Now, Claire likes reading, swimming and going to movies. She doesn’t eat all her meals at Claire’s Corner Copia (“Oh no! Goodness no!”) because she likes other restaurants and her close family members all cook well, but when she does eat at Claire’s, her choices are easily swayed by what looks good or what people are ordering. She tells me that if she’s up front and a lot of customers order a cobb salad then she’s thinking “I want a cobb salad,” but in general she’s happy to go for soup, bread, Mexican food, anything Italian and sometimes a falafel.
She does lots of philanthropy in New Haven, like teaching kids to grow fresh foods and cook with them, and wants to start manufacturing to create more local jobs, maybe making the Corner Copia’s chai, Mexican hot cocoa, and even Hawaiian hot cocoa mixes available for sale. She also wants to go to Santa Fe.

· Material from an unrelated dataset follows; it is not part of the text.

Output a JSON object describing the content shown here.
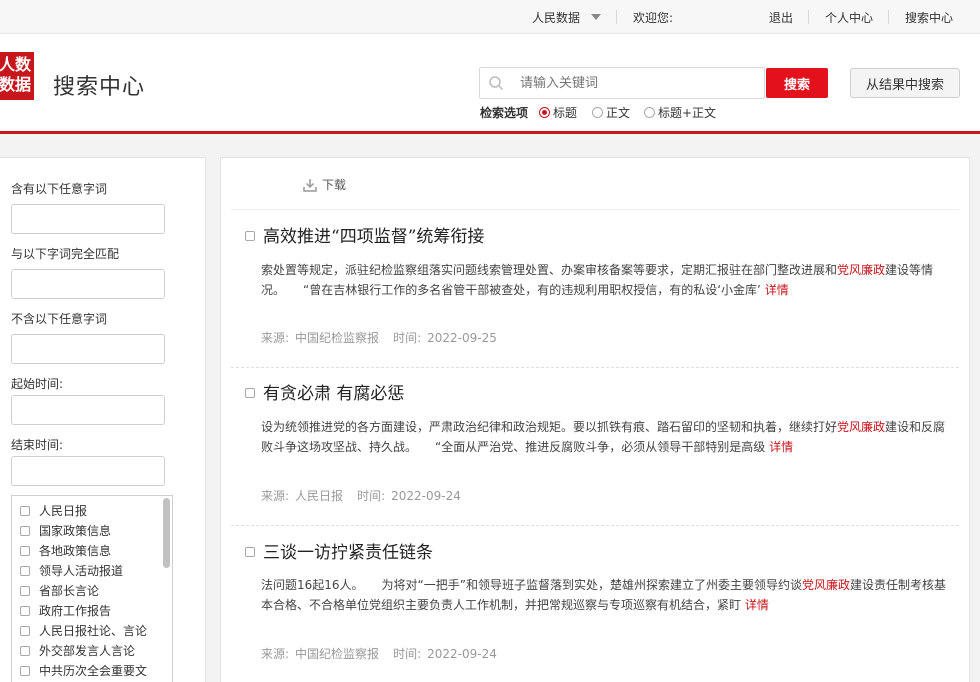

The store has a shower curtain covering some electrical equipment, and the print is a loud blue and green rainforest pattern. I notice the brick quote “Be kinder than necessary” while Claire talks about her incredible staff who she loves so much, and how she tasks them with taking extra time with customers if the store seems busy, picking up on cues ranging from a hesitancy to try beets to having a crummy day. “Do you know how hard it is to be a freshman for some of the kids?” She asks me, “It’s lonely and it’s difficult.”
Claire is protective of her homemade-ness, of the community and of the together culture she breathes into her Corner Copia. I ask her about Grubhub, and she says immediately “I don’t feel comfortable yet about other people taking our food to bring it to other people.”
“How are we ever going to respect humanity and love each other if we don’t see each other?” she continued. I think this and the transformative omnipotence of homemade-ness are what she’s about, and what’s stirred into my funky uncle Hawaiian hot cocoa.